There are a couple things that aren’t on folks' radars that I think should be, namely color match, contrast, and extended color. If you are just now coming to Material 3, I’d encourage looking into them from day 1.

Color Match

In brief, color match slots a color very close to your input color into a theme versus shifting it as the default algorithm does. There are additional implications like what to do in dark mode but the "I put in black and it made it red or blue" problem can be mitigated.

The feature was released in the sort of quiet zone just before the holidays last year so don’t feel bad if you didn’t hear about it.

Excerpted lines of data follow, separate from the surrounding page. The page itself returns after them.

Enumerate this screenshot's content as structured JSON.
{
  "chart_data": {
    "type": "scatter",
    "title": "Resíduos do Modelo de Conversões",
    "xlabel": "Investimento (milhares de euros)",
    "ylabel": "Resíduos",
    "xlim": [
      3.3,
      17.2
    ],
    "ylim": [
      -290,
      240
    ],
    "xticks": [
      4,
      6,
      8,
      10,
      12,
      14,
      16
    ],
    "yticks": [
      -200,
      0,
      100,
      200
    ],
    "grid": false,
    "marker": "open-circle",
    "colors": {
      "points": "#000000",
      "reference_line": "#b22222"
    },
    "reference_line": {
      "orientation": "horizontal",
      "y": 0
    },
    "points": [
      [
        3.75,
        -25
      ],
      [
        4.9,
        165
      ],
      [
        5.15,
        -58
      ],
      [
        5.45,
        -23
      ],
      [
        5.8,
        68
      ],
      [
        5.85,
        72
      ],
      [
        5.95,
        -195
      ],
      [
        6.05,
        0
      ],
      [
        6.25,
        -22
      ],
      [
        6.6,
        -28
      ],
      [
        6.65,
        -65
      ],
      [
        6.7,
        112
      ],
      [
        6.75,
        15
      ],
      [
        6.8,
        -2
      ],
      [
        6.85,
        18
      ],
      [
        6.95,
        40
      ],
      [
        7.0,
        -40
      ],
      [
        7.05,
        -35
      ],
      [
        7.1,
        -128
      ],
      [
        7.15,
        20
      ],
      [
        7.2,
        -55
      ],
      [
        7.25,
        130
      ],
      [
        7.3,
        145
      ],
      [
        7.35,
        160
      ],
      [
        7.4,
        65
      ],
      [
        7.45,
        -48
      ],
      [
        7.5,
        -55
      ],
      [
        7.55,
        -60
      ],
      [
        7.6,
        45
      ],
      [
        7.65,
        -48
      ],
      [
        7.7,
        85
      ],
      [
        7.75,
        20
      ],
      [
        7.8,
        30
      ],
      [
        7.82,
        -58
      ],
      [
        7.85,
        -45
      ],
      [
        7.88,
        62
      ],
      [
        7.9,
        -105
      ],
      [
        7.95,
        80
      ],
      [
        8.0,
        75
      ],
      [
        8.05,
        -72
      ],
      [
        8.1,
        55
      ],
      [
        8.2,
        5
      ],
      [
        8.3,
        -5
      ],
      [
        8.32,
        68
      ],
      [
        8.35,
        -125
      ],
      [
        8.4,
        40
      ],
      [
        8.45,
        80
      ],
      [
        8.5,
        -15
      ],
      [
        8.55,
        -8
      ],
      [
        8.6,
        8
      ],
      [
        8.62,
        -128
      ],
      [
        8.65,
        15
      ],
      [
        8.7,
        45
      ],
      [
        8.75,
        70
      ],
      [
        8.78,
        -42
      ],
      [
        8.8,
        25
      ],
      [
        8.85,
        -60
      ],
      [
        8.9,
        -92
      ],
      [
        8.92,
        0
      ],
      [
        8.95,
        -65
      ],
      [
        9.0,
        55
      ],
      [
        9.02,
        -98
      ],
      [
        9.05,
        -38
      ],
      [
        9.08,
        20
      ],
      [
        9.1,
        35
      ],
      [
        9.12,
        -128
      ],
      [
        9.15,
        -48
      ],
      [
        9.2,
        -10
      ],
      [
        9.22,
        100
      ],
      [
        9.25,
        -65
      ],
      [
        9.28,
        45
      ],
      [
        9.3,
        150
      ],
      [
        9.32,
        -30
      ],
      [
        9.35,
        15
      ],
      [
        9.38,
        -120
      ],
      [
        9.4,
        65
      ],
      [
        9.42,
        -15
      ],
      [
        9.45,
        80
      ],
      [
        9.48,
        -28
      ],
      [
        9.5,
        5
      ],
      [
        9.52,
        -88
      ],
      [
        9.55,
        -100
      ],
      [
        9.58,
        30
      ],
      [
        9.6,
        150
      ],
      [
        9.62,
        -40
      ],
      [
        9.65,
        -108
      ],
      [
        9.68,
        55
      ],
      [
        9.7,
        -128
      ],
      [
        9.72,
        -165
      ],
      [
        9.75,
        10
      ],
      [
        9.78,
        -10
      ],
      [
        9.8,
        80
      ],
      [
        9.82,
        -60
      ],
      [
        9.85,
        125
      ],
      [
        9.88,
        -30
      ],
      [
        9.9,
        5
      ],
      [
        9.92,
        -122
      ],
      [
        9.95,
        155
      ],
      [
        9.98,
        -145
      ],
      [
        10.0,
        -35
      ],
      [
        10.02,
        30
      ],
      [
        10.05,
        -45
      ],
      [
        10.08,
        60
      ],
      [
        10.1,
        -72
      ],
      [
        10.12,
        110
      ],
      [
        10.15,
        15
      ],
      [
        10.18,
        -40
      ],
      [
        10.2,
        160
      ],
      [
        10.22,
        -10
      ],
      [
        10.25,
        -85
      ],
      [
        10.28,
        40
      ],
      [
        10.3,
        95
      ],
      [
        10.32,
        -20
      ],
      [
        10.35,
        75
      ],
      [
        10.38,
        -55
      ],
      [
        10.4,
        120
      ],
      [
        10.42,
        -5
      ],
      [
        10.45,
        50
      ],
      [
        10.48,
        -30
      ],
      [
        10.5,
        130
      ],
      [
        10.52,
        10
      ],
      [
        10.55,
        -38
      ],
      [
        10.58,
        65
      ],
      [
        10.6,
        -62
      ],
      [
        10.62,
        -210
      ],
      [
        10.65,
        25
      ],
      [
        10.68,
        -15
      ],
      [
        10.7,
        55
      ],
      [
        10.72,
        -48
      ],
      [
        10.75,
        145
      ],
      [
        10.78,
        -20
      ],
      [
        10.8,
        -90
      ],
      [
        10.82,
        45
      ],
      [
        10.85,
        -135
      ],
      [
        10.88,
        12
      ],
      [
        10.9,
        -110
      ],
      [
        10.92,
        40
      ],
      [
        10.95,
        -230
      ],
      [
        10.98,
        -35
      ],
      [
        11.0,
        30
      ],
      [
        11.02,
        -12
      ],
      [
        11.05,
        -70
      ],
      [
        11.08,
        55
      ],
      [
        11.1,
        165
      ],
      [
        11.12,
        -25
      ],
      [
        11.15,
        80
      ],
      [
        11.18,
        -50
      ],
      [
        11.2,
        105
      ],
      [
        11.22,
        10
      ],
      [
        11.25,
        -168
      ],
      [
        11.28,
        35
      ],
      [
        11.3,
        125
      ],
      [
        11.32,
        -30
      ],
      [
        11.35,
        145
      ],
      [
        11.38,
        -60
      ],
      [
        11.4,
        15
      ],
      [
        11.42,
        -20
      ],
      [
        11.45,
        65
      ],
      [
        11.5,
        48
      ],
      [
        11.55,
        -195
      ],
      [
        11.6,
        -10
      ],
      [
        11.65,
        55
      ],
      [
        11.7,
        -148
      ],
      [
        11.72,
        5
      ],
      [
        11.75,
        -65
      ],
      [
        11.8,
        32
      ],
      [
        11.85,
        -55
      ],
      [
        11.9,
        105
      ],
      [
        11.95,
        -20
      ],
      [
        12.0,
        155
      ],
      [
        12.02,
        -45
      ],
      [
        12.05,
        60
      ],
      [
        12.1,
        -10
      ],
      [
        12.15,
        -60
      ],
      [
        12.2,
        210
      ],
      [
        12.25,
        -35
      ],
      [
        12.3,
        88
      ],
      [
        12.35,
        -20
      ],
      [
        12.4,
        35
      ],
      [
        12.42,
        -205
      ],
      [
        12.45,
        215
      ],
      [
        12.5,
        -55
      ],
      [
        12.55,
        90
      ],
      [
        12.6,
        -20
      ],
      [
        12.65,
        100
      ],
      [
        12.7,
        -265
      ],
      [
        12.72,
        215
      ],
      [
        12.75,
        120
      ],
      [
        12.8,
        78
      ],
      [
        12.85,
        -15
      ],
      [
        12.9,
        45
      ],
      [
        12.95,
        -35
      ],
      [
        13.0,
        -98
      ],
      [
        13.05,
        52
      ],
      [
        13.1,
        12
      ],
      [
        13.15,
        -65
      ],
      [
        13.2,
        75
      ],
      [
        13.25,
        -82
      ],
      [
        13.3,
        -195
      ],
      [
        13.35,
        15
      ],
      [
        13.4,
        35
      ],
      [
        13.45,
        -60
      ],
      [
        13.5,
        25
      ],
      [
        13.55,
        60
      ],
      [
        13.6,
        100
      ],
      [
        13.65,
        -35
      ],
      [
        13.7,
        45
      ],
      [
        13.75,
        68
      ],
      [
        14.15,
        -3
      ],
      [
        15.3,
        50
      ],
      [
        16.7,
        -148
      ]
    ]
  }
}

I’ll be discussing it in detail in a future post.

Consider Adopting Contrast

Android 15 will have a contrast control. It’s currently in Developer Options, final location and UX to be determined. The user will be able to select between three levels of contrast: standard, medium, and high. Current themes will slot into standard.

Color Contrast Control

If you are using dynamic color, the shifts in contrast will take place automatically at the system level. You will have to handle any custom/static themes and colors on your own. The current version of Material Theme Builder does export theming code for light and dark for all contrast modes.

I’ve updated Reply in android/compose-samples with helper code to demonstrate selecting the proper colors for a given contrast level.

Reply with Standard Contrast Reply with Medium Contrast Reply with High Contrast

Consider Using Extended Color

Extended color is a part of the Material spec that gives you a place to create additional color families to include with your theme. Material Theme Builder will make sure these colors align to the spec and package them up, leaving the last mile of implementation to you (likely a CompositionLocal on Compose or a ThemeExtension on Flutter).

This is one of those things that is easier to digest with an example so stay tuned.


Hopefully after reading this, you have a bit more insight into how Material 3 works and no longer see it as a wall of random colors.